Unabhängig vom Stadtbezirk blieben die FDP (6,2 Prozent der Stimmen) und die AfD (5,6 Prozent) flächendeckend hinter ihren Erwartungen zurück. Die FDP erreichte mit 6,9 Prozent in Wald ihr bestes Ergebnis, die AfD mit 7,5 Prozent der Stimmen in Solingen-Mitte.

Die Abgeordneten: Voller Vorfreude blickt Sebastian Haug auf seine neue Aufgabe in Düsseldorf. Heute wird die erste Fraktionssitzung der CDU sein. Der Jurist geht mit dem Anspruch in die neue Legislaturperiode, ein Anwalt für Solingen und seine speziellen Problematiken zu sein. Seine inhaltlichen Schwerpunkte sieht er in der Kultur-, der Justizpolitik und im Bereich Kommunales.

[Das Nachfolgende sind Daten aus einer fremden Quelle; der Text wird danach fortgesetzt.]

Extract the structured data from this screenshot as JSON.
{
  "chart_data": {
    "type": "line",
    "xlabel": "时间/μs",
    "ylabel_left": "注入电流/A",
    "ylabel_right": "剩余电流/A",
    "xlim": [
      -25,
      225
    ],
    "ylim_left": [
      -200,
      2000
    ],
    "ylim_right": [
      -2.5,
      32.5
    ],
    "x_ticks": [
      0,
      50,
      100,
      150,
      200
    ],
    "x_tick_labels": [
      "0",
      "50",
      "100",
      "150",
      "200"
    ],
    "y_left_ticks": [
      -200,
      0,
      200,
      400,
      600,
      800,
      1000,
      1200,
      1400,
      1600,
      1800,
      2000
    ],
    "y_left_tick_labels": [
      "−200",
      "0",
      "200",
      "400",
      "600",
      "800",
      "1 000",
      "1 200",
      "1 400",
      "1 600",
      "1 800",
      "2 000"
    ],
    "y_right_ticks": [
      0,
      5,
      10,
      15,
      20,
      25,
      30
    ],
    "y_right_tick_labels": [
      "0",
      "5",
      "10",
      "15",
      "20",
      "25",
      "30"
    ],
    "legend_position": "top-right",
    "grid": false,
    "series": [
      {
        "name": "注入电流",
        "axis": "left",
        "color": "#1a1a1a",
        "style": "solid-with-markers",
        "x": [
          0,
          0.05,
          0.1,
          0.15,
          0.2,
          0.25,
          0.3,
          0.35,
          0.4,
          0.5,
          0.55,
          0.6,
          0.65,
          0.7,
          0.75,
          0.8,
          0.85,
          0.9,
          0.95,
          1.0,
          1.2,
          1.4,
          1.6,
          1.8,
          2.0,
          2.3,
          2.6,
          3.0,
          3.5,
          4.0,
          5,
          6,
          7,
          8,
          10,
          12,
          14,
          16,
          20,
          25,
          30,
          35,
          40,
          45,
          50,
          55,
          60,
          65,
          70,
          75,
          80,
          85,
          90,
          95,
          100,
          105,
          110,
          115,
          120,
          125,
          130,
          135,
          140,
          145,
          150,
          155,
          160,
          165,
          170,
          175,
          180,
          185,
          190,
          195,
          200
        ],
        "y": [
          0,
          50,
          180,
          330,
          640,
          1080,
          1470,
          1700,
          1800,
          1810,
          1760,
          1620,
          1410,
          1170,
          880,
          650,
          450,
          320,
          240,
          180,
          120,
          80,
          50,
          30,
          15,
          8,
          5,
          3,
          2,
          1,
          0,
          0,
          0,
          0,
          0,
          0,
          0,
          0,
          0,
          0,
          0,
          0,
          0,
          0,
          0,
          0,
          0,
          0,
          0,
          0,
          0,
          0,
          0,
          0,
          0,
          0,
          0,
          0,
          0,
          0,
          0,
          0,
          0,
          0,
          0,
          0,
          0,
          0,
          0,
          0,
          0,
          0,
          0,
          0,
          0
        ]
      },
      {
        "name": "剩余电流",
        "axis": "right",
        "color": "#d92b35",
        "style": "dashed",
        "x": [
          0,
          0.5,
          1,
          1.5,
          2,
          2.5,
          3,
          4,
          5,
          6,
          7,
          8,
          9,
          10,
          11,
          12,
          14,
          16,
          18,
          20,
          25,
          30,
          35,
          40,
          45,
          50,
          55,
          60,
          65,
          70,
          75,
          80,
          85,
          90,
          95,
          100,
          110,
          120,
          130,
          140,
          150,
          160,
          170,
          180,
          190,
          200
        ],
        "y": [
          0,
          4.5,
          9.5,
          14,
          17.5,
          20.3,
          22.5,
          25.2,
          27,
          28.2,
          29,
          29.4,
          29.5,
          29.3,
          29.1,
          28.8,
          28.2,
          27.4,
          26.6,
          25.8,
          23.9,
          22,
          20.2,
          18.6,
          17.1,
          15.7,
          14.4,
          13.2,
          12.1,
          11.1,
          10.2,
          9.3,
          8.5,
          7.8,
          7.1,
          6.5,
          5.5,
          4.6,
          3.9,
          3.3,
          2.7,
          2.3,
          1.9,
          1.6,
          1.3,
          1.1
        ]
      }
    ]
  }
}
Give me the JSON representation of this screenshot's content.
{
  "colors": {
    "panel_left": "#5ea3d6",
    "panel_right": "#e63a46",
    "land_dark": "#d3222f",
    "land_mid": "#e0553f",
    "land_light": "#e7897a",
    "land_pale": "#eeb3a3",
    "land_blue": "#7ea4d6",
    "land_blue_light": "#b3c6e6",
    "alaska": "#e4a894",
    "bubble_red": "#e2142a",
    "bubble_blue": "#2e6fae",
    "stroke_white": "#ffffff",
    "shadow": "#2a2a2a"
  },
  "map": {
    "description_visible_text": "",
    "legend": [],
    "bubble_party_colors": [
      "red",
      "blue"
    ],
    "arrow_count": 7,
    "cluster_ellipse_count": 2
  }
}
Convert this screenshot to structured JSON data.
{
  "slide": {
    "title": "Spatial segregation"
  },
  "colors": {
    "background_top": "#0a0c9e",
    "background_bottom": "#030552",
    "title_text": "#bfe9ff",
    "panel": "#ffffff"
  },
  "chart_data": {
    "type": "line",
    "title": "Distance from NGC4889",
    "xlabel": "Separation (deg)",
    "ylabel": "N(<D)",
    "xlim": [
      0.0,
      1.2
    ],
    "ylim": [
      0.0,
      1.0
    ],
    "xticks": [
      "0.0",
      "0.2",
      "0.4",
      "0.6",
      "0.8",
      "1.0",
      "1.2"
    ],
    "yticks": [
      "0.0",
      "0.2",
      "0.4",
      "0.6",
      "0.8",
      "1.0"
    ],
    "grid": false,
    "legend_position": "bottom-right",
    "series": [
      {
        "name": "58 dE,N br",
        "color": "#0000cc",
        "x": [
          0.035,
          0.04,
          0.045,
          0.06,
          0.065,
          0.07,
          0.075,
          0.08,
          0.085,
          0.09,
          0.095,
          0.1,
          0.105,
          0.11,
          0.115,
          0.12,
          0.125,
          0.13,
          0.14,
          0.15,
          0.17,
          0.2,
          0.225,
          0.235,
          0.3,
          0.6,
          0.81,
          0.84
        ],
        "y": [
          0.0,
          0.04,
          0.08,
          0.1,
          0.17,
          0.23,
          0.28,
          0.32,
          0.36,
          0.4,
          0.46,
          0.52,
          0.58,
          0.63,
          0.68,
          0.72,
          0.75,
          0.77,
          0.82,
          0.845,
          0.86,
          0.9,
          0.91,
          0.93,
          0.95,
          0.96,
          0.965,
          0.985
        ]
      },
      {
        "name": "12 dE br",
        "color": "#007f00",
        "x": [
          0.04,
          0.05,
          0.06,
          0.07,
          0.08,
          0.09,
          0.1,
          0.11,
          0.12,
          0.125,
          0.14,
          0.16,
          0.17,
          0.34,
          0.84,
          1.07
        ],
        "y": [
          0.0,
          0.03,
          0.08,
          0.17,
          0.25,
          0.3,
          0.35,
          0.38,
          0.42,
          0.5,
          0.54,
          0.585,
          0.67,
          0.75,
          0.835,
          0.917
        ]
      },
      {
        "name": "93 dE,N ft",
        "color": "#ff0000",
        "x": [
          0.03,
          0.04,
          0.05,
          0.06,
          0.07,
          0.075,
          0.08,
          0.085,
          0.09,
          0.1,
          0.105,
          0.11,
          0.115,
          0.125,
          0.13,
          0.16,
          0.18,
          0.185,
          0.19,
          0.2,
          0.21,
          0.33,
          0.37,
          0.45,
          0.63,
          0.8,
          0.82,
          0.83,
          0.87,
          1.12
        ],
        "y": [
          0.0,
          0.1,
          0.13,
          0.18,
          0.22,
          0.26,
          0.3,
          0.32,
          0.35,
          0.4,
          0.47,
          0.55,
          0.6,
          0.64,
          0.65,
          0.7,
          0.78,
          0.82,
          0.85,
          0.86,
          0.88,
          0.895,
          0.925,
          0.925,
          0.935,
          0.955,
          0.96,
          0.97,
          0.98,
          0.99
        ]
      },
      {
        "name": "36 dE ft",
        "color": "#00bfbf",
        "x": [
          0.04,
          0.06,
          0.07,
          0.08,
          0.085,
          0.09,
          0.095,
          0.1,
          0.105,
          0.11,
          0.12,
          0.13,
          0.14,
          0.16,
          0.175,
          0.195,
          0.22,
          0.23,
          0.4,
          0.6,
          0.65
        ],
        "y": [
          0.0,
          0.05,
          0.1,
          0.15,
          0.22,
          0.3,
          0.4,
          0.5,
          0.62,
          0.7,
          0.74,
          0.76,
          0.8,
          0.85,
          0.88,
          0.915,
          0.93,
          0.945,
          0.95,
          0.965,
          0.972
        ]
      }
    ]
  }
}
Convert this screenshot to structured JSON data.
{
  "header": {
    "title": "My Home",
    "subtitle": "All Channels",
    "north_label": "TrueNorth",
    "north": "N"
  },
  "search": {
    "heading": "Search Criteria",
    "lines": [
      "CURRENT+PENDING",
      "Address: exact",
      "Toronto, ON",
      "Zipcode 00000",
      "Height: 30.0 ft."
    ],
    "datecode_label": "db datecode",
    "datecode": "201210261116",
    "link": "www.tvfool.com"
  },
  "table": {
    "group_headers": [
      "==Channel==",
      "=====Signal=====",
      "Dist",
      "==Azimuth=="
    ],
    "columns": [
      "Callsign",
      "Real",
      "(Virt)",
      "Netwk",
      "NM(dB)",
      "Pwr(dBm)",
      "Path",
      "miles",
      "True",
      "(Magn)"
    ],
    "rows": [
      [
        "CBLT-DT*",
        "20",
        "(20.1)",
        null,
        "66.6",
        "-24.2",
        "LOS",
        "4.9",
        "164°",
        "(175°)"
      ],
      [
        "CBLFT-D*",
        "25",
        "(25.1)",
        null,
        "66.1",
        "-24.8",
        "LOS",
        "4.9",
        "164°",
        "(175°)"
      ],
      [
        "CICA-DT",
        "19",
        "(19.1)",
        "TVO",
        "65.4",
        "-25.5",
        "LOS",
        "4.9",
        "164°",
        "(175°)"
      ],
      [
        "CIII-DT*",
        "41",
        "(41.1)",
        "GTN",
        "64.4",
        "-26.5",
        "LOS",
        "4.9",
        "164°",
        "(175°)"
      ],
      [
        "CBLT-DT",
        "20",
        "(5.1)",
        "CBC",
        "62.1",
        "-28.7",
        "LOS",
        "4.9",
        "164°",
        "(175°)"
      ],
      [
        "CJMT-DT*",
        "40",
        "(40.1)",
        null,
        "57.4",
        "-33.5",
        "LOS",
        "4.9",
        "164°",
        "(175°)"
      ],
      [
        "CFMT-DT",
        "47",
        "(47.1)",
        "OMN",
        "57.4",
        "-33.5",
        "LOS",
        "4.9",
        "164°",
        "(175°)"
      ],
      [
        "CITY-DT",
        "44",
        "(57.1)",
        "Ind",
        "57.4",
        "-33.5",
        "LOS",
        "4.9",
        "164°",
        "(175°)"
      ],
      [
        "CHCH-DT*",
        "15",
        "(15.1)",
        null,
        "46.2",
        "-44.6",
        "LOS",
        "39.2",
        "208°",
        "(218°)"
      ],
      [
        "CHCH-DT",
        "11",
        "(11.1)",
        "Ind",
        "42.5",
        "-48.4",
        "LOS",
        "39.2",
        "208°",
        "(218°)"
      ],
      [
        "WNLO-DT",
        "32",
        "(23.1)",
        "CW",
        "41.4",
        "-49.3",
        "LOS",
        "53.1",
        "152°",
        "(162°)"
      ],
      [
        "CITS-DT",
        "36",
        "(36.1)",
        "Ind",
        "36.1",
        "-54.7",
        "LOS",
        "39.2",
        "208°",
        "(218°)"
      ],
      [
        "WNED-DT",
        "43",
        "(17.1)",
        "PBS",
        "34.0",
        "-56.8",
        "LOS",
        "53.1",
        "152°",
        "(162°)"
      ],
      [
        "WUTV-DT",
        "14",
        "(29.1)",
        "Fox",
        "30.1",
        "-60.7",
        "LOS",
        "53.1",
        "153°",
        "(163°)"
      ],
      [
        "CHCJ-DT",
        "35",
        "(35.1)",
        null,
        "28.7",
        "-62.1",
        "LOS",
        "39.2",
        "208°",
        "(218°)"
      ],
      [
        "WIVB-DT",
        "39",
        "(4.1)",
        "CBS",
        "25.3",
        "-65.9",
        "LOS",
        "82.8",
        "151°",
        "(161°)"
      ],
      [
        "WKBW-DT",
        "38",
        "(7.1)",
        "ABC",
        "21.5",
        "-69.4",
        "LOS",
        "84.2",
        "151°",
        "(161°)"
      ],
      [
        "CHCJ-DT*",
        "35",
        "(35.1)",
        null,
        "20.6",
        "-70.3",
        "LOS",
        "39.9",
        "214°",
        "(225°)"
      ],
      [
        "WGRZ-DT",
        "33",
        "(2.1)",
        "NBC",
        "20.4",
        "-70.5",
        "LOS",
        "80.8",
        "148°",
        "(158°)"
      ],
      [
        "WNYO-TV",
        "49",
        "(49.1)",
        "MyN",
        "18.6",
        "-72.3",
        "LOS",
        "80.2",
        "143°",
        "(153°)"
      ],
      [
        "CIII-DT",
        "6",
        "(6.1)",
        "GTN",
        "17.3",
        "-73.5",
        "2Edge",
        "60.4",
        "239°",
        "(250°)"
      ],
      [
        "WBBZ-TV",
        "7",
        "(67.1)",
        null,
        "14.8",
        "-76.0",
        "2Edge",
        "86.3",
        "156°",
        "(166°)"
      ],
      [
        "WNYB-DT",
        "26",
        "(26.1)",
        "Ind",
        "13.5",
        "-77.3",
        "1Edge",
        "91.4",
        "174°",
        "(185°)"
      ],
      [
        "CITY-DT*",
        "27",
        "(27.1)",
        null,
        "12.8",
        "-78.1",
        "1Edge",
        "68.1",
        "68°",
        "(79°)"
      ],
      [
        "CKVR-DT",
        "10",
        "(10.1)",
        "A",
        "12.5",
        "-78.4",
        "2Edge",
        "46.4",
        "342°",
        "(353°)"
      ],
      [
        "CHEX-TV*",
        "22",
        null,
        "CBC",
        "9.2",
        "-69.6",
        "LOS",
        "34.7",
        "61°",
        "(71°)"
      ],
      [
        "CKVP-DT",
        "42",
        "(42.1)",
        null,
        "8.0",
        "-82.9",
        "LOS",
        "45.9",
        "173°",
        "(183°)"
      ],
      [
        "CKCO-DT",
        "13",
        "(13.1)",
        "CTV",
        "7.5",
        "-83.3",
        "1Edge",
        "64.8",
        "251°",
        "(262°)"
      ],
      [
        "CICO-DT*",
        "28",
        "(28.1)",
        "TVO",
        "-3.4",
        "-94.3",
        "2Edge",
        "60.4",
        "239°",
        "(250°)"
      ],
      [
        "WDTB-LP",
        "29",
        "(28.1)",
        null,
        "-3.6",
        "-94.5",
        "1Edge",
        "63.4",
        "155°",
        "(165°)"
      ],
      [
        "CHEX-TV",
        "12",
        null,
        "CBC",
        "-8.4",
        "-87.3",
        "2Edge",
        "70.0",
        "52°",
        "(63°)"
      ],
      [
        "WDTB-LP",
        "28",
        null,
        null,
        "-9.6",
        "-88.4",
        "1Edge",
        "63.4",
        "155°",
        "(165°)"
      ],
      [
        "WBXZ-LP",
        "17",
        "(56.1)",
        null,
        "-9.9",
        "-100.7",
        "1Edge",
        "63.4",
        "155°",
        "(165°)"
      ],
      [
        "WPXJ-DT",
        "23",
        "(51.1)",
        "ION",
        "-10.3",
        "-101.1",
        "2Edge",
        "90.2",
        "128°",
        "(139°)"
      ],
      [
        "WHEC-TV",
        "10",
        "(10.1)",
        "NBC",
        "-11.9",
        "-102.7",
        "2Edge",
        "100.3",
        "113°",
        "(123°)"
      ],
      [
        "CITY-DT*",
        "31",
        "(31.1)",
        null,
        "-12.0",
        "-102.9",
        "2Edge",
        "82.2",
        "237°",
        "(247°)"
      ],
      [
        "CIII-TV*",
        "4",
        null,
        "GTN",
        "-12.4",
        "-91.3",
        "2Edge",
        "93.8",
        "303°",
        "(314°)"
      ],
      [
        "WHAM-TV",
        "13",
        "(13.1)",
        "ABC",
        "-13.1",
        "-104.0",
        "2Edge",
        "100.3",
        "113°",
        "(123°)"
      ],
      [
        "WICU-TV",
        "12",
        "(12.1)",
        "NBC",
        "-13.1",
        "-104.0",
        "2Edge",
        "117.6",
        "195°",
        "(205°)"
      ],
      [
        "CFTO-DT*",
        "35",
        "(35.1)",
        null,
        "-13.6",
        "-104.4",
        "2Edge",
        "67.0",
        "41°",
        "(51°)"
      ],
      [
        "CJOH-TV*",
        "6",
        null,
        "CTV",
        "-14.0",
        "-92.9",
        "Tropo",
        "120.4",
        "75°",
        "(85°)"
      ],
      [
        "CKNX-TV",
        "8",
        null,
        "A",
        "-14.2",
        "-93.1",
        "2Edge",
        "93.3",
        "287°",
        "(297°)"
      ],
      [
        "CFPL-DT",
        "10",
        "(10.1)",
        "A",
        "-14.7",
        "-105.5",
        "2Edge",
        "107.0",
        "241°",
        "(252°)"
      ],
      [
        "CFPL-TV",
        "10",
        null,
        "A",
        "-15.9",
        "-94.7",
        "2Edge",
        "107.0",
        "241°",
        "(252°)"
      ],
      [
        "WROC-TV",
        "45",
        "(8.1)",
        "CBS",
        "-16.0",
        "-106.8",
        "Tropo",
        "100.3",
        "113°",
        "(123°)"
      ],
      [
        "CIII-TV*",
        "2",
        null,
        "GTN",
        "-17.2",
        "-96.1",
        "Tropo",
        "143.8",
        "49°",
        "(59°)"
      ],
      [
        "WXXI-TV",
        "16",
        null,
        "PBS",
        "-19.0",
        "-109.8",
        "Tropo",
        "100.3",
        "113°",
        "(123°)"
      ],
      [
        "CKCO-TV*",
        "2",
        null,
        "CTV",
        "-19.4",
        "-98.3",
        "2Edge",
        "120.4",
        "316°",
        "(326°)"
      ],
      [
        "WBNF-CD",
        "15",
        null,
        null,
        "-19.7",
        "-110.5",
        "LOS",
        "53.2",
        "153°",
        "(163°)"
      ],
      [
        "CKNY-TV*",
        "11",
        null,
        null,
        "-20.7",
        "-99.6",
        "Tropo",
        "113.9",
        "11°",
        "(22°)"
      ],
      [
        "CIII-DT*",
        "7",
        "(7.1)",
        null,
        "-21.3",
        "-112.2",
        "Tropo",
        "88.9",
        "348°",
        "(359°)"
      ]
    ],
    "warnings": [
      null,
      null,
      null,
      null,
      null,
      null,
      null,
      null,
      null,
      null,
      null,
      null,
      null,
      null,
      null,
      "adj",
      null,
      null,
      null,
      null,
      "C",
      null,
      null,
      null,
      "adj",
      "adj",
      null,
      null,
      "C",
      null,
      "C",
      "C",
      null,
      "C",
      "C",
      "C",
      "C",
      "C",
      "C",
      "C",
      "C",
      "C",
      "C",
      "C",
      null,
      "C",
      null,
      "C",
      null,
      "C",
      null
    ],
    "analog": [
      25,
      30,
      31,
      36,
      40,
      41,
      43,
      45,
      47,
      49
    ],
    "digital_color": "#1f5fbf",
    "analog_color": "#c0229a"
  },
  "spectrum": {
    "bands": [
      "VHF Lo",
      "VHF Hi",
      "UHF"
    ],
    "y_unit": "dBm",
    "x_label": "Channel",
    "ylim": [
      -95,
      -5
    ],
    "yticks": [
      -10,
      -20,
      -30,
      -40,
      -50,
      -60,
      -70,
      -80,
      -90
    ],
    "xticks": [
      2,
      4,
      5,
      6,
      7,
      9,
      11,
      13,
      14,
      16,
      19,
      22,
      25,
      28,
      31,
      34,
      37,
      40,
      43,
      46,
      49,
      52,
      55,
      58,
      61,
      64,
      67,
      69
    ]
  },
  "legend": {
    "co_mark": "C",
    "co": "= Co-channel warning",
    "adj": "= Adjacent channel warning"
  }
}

Josef Neumann zeigte sich gestern stolz, dass er seinen Wahlkreis zum vierten Mal gewonnen habe. Seine Themen werden weiterhin Gesundheit, Pflege, Arbeit und Internationales sein. Als zentrales Thema für die kommenden fünf Jahre sieht der Sozialdemokrat aber auch die Finanzierung der Städte. Ein Ziel müsse ein Entschuldungsfonds sein.